The Court rejected the argument that board prayer should be limited to the “most general, nonsectarian reference to God.” According to the Court, restricting prayer to such a standard was not consistent with the tradition of legislative prayer outlined in Supreme Court precedent. Further, the country’s history and tradition have shown that prayer in this limited context can coexist with the principles of religious freedom. In fact, Congress continues to permit its appointed and visiting chaplains to express themselves in their religious idioms and welcomes ministers of many creeds. According to the Court, it would be difficult to define a nonsectarian standard of prayer, stating: “The First Amendment is not a majority rule, and government may not seek to define permissible categories of religious speech. Once it invites prayer into the public sphere, government must permit a prayer giver to address his or her own God or gods as conscience dictates, unfettered by what an administrator or judge considers to be nonsectarian.”
The Court observed, however, that such legislative prayer should be consistent with the purposes of legislative prayer generally, to “lend gravity to the occasion and reflect values long part of the Nation’s heritage.” Historically, while legislative prayers have varied widely, they often sought peace for the Nation, wisdom for lawmakers, and justice for its people. Further, these “ceremonial prayers strive for the idea that people of many faiths may be united in a community of tolerance and devotion.”
According to the Court, the town in this case did not violate the Establishment Clause by inviting predominantly Christian ministers to lead the prayer. The town made reasonable efforts to identify all of the congregations located in the community and welcomed a prayer by any minister or layman who wished to give one. The Court stated: “So long as the town maintains a policy of nondiscrimination, the Constitution does not require it to search beyond its borders for non-Christian prayer givers in an effort to achieve religious balancing.” The town’s prayer program also did not have a coercive effect on those attending board meetings. The brief, solemn, and respectful prayers did not compel citizens to engage in a particular religious observance. The prayer had a permissible ceremonial purpose, rooted in the Nation’s history and traditions. The Court held that the town’s practice of opening board meetings with prayer did not violate the First Amendment.

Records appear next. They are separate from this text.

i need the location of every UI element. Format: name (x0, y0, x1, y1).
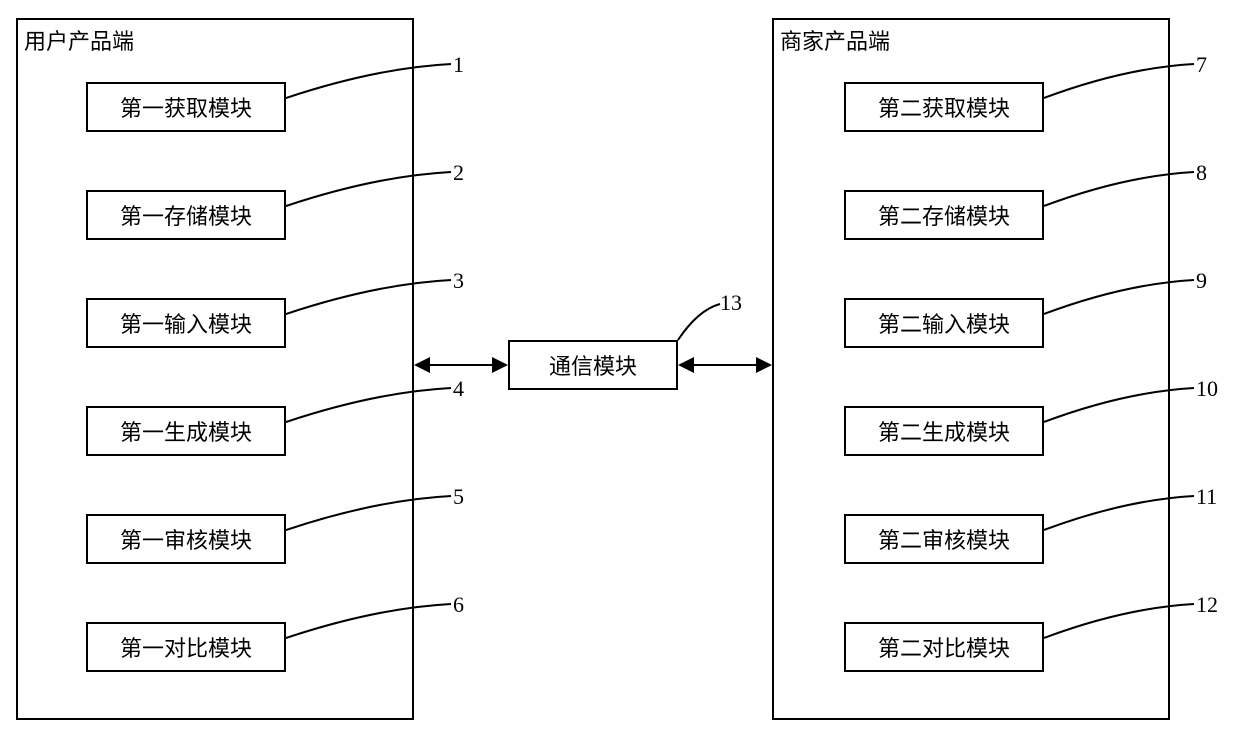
left-refnum-1: 1 (453, 52, 464, 78)
left-refnum-5: 5 (453, 484, 464, 510)
right-module-8: 第二存储模块 (844, 190, 1044, 240)
right-module-7: 第二获取模块 (844, 82, 1044, 132)
module-label: 第二获取模块 (878, 91, 1010, 123)
right-refnum-10: 10 (1196, 376, 1218, 402)
module-label: 第二生成模块 (878, 415, 1010, 447)
left-panel-title: 用户产品端 (24, 24, 134, 56)
left-refnum-6: 6 (453, 592, 464, 618)
right-module-10: 第二生成模块 (844, 406, 1044, 456)
module-label: 第二输入模块 (878, 307, 1010, 339)
right-refnum-7: 7 (1196, 52, 1207, 78)
right-module-9: 第二输入模块 (844, 298, 1044, 348)
center-module: 通信模块 (508, 340, 678, 390)
arrow-left-line (428, 364, 496, 366)
left-module-5: 第一审核模块 (86, 514, 286, 564)
module-label: 第二存储模块 (878, 199, 1010, 231)
right-panel-title: 商家产品端 (780, 24, 890, 56)
module-label: 第一获取模块 (120, 91, 252, 123)
left-refnum-3: 3 (453, 268, 464, 294)
arrow-left-head-l (414, 357, 430, 373)
arrow-left-head-r (492, 357, 508, 373)
left-module-6: 第一对比模块 (86, 622, 286, 672)
arrow-right-line (692, 364, 760, 366)
center-module-label: 通信模块 (549, 349, 637, 381)
arrow-right-head-r (756, 357, 772, 373)
module-label: 第二审核模块 (878, 523, 1010, 555)
module-label: 第一对比模块 (120, 631, 252, 663)
left-module-3: 第一输入模块 (86, 298, 286, 348)
left-module-2: 第一存储模块 (86, 190, 286, 240)
right-module-11: 第二审核模块 (844, 514, 1044, 564)
right-refnum-9: 9 (1196, 268, 1207, 294)
left-refnum-4: 4 (453, 376, 464, 402)
arrow-right-head-l (678, 357, 694, 373)
module-label: 第一存储模块 (120, 199, 252, 231)
right-refnum-12: 12 (1196, 592, 1218, 618)
left-module-4: 第一生成模块 (86, 406, 286, 456)
right-refnum-8: 8 (1196, 160, 1207, 186)
left-module-1: 第一获取模块 (86, 82, 286, 132)
right-module-12: 第二对比模块 (844, 622, 1044, 672)
left-refnum-2: 2 (453, 160, 464, 186)
module-label: 第二对比模块 (878, 631, 1010, 663)
right-refnum-11: 11 (1196, 484, 1217, 510)
center-refnum: 13 (720, 290, 742, 316)
module-label: 第一审核模块 (120, 523, 252, 555)
module-label: 第一输入模块 (120, 307, 252, 339)
module-label: 第一生成模块 (120, 415, 252, 447)
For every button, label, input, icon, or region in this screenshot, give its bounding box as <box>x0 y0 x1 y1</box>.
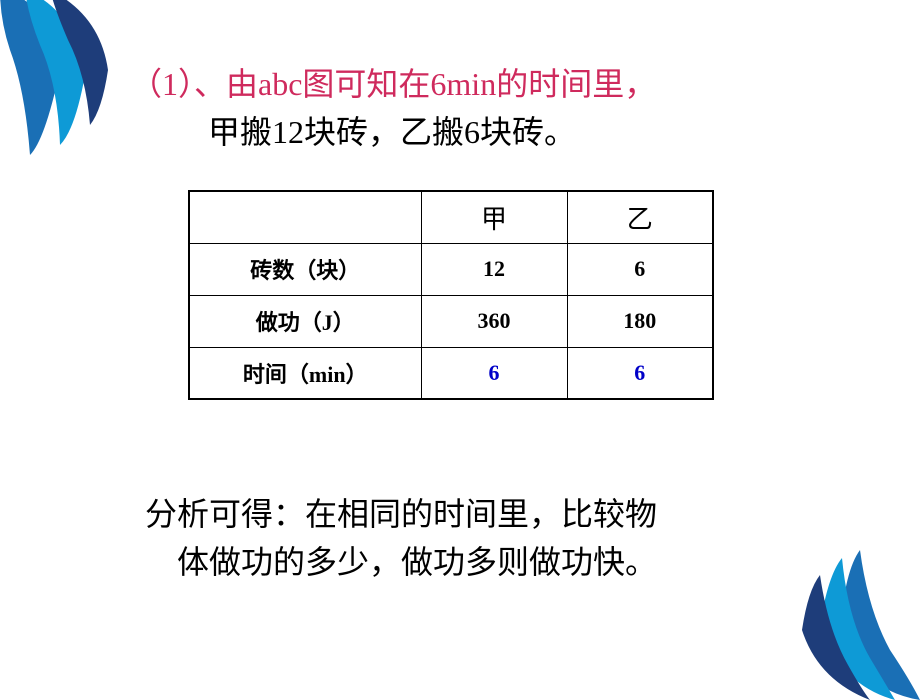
analysis-line-1: 分析可得：在相同的时间里，比较物 <box>145 490 785 538</box>
title-line-1: （1）、由abc图可知在6min的时间里， <box>130 60 830 108</box>
decor-leaves-top-left <box>0 0 140 160</box>
analysis-text: 分析可得：在相同的时间里，比较物 体做功的多少，做功多则做功快。 <box>145 490 785 586</box>
cell-work-yi: 180 <box>567 295 713 347</box>
table-row: 时间（min） 6 6 <box>189 347 713 399</box>
table-row: 砖数（块） 12 6 <box>189 243 713 295</box>
row-label-work: 做功（J） <box>189 295 421 347</box>
table-header-row: 甲 乙 <box>189 191 713 243</box>
cell-time-yi: 6 <box>567 347 713 399</box>
header-blank <box>189 191 421 243</box>
header-col-jia: 甲 <box>421 191 567 243</box>
cell-time-jia: 6 <box>421 347 567 399</box>
data-table: 甲 乙 砖数（块） 12 6 做功（J） 360 180 时间（min） 6 6 <box>188 190 714 400</box>
cell-bricks-yi: 6 <box>567 243 713 295</box>
problem-statement: （1）、由abc图可知在6min的时间里， 甲搬12块砖，乙搬6块砖。 <box>130 60 830 156</box>
cell-work-jia: 360 <box>421 295 567 347</box>
title-line-2: 甲搬12块砖，乙搬6块砖。 <box>208 108 830 156</box>
row-label-time: 时间（min） <box>189 347 421 399</box>
cell-bricks-jia: 12 <box>421 243 567 295</box>
row-label-bricks: 砖数（块） <box>189 243 421 295</box>
header-col-yi: 乙 <box>567 191 713 243</box>
table-row: 做功（J） 360 180 <box>189 295 713 347</box>
analysis-line-2: 体做功的多少，做功多则做功快。 <box>177 538 785 586</box>
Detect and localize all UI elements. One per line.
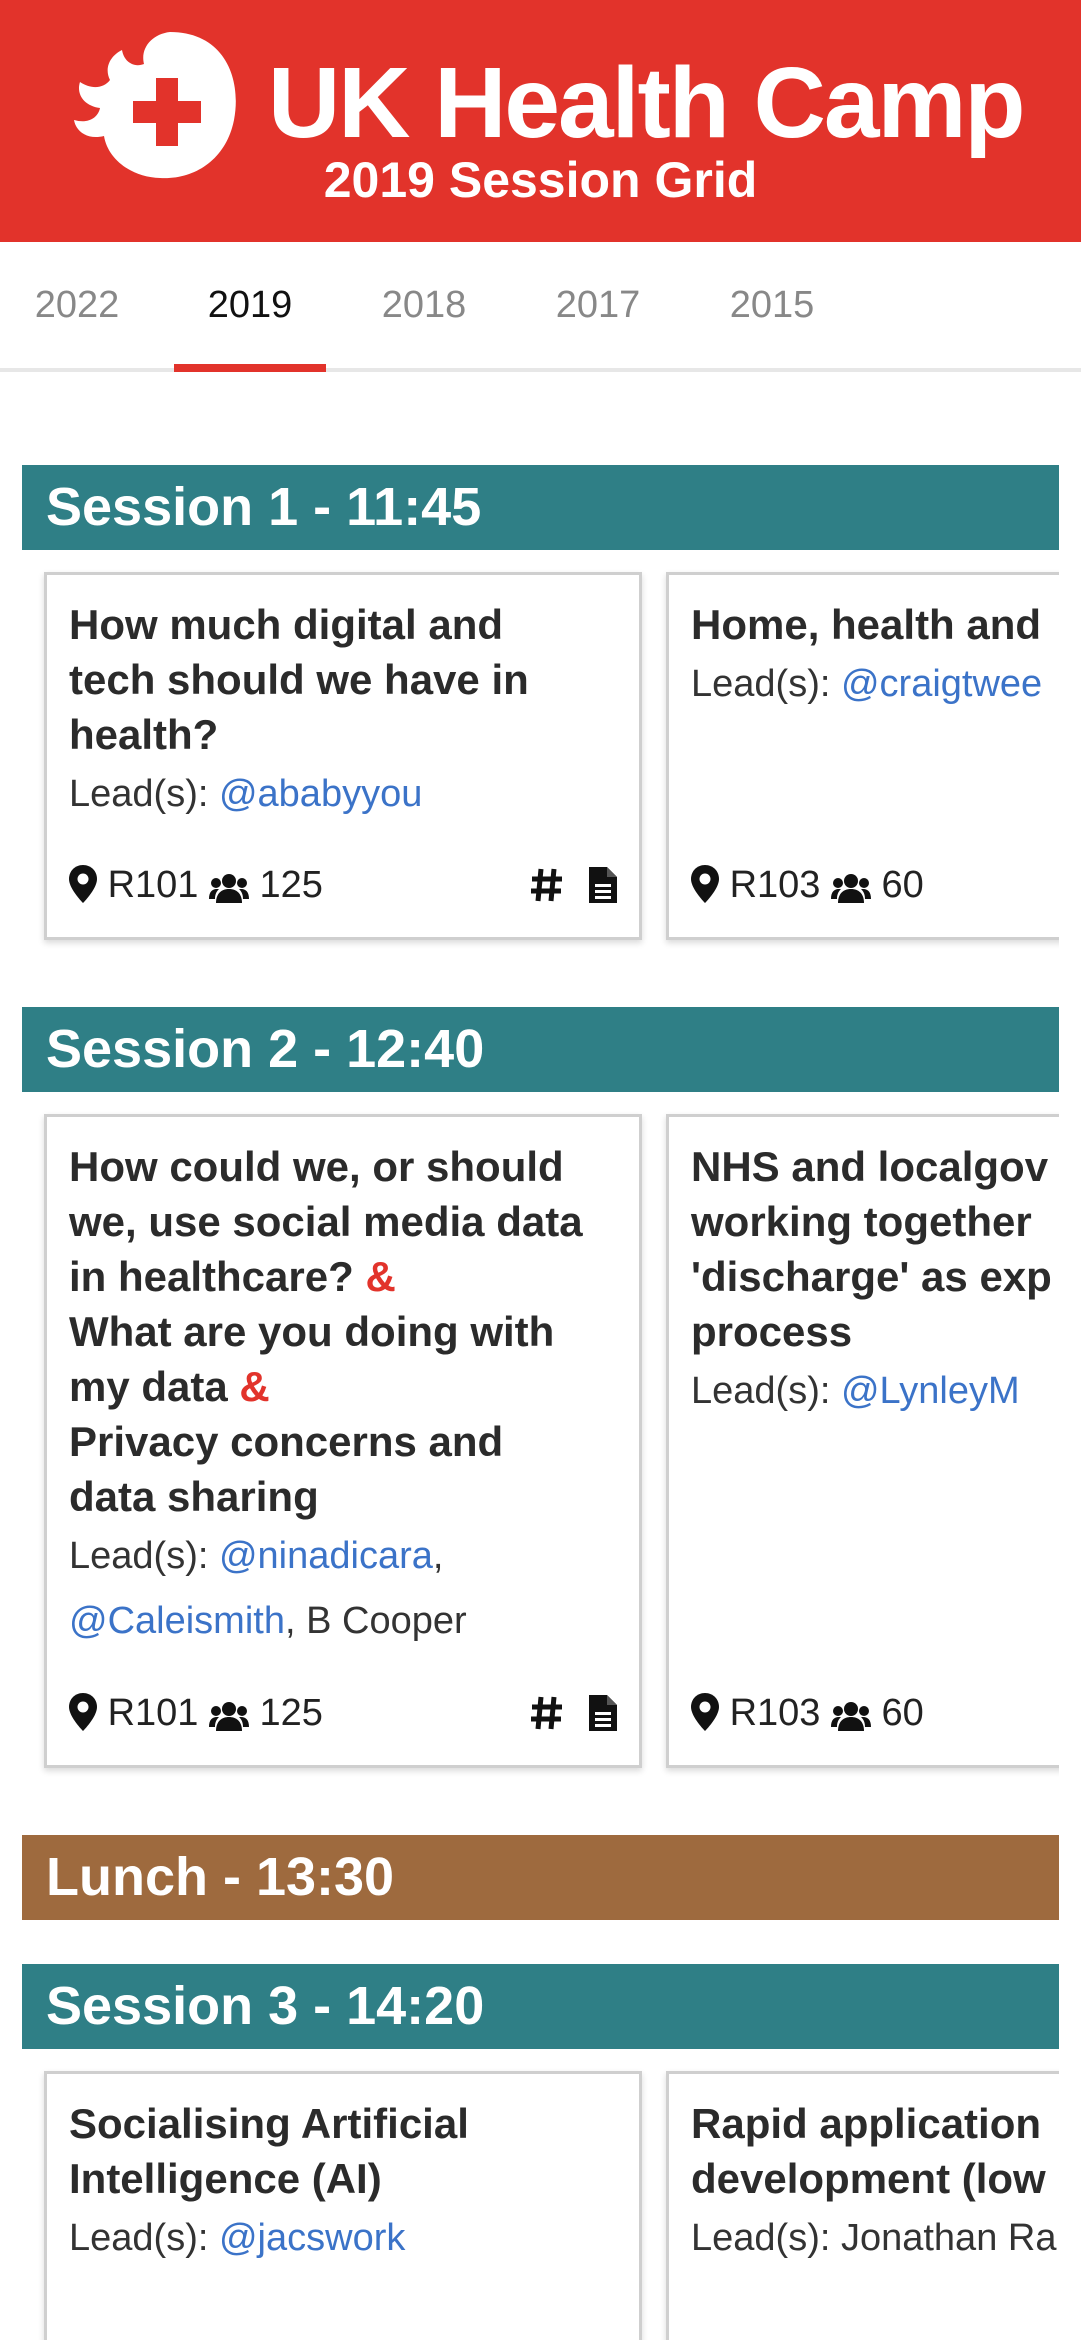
- session-title: How much digital and tech should we have…: [69, 597, 617, 762]
- people-icon: [831, 873, 871, 903]
- room-label: R101: [108, 1692, 199, 1734]
- session-card[interactable]: Rapid application development (low Lead(…: [666, 2071, 1059, 2340]
- session-title: Socialising Artificial Intelligence (AI): [69, 2096, 617, 2206]
- ampersand: &: [239, 1363, 269, 1410]
- session-card[interactable]: How could we, or should we, use social m…: [44, 1114, 642, 1768]
- session-meta: R103 60: [691, 860, 1059, 910]
- room-label: R103: [730, 864, 821, 906]
- people-icon: [209, 1701, 249, 1731]
- document-icon[interactable]: [589, 867, 617, 903]
- location-pin-icon: [69, 1693, 97, 1731]
- lead-link[interactable]: @ababyyou: [219, 773, 422, 815]
- session-card[interactable]: NHS and localgov working together 'disch…: [666, 1114, 1059, 1768]
- session-meta: R101 125: [69, 1688, 617, 1738]
- capacity-label: 125: [260, 1692, 323, 1734]
- session-card[interactable]: Home, health and Lead(s): @craigtwee R10…: [666, 572, 1059, 940]
- lunch-header: Lunch - 13:30: [22, 1835, 1059, 1920]
- lead-link[interactable]: @craigtwee: [841, 663, 1042, 705]
- hash-icon[interactable]: [530, 867, 564, 903]
- room-label: R101: [108, 864, 199, 906]
- capacity-label: 125: [260, 864, 323, 906]
- session-3-header: Session 3 - 14:20: [22, 1964, 1059, 2049]
- document-icon[interactable]: [589, 1695, 617, 1731]
- lead-link[interactable]: @LynleyM: [841, 1370, 1020, 1412]
- location-pin-icon: [69, 865, 97, 903]
- session-meta: R103 60: [691, 1688, 1059, 1738]
- capacity-label: 60: [882, 864, 924, 906]
- lead-link[interactable]: @Caleismith: [69, 1600, 285, 1642]
- session-leads: Lead(s): @jacswork: [69, 2206, 617, 2271]
- room-label: R103: [730, 1692, 821, 1734]
- session-leads: Lead(s): Jonathan Ra: [691, 2206, 1059, 2271]
- location-pin-icon: [691, 865, 719, 903]
- session-title: Rapid application development (low: [691, 2096, 1059, 2206]
- session-meta: R101 125: [69, 860, 617, 910]
- lead-link[interactable]: @jacswork: [219, 2217, 405, 2259]
- location-pin-icon: [691, 1693, 719, 1731]
- session-leads: Lead(s): @LynleyM: [691, 1359, 1059, 1424]
- session-title: Home, health and: [691, 597, 1059, 652]
- lead-link[interactable]: @ninadicara: [219, 1535, 433, 1577]
- session-1-header: Session 1 - 11:45: [22, 465, 1059, 550]
- session-leads: Lead(s): @craigtwee: [691, 652, 1059, 717]
- session-title: NHS and localgov working together 'disch…: [691, 1139, 1059, 1359]
- people-icon: [831, 1701, 871, 1731]
- hash-icon[interactable]: [530, 1695, 564, 1731]
- session-title: How could we, or should we, use social m…: [69, 1139, 617, 1524]
- people-icon: [209, 873, 249, 903]
- session-leads: Lead(s): @ababyyou: [69, 762, 617, 827]
- session-card[interactable]: Socialising Artificial Intelligence (AI)…: [44, 2071, 642, 2340]
- session-2-header: Session 2 - 12:40: [22, 1007, 1059, 1092]
- capacity-label: 60: [882, 1692, 924, 1734]
- session-card[interactable]: How much digital and tech should we have…: [44, 572, 642, 940]
- session-leads: Lead(s): @ninadicara, @Caleismith, B Coo…: [69, 1524, 617, 1654]
- ampersand: &: [365, 1253, 395, 1300]
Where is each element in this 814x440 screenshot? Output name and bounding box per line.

Comments: Does this case mean that prayers at school board meetings will also pass muster? Probably so, but it is not crystal clear. The main opinion in the case, written by Justice Kennedy, repeatedly referred to the fact that this was a meeting for adults, who would readily understand that a brief prayer to open the meeting does not mean that the government is endorsing religion, or any particular view. School board meetings, where children are more frequently present, may be viewed differently. Three other interesting aspects of this important case: (1) all nine of the justices are now on record as saying that governmental activities do not have to take place in a “religion-free zone.” However, the four dissenters in this case would have imposed more of a duty to find a wider variety of faiths to provide the prayers; (2) the justices seem to be cooling on the distinction between “sectarian” and “nonsectarian” prayer. In particularly, Kennedy’s opinion points out the inherent problems in dividing “prayer” into those categories; (3) All three of the non-Christians on the Court dissented. The five justices in the majority are all Roman Catholic.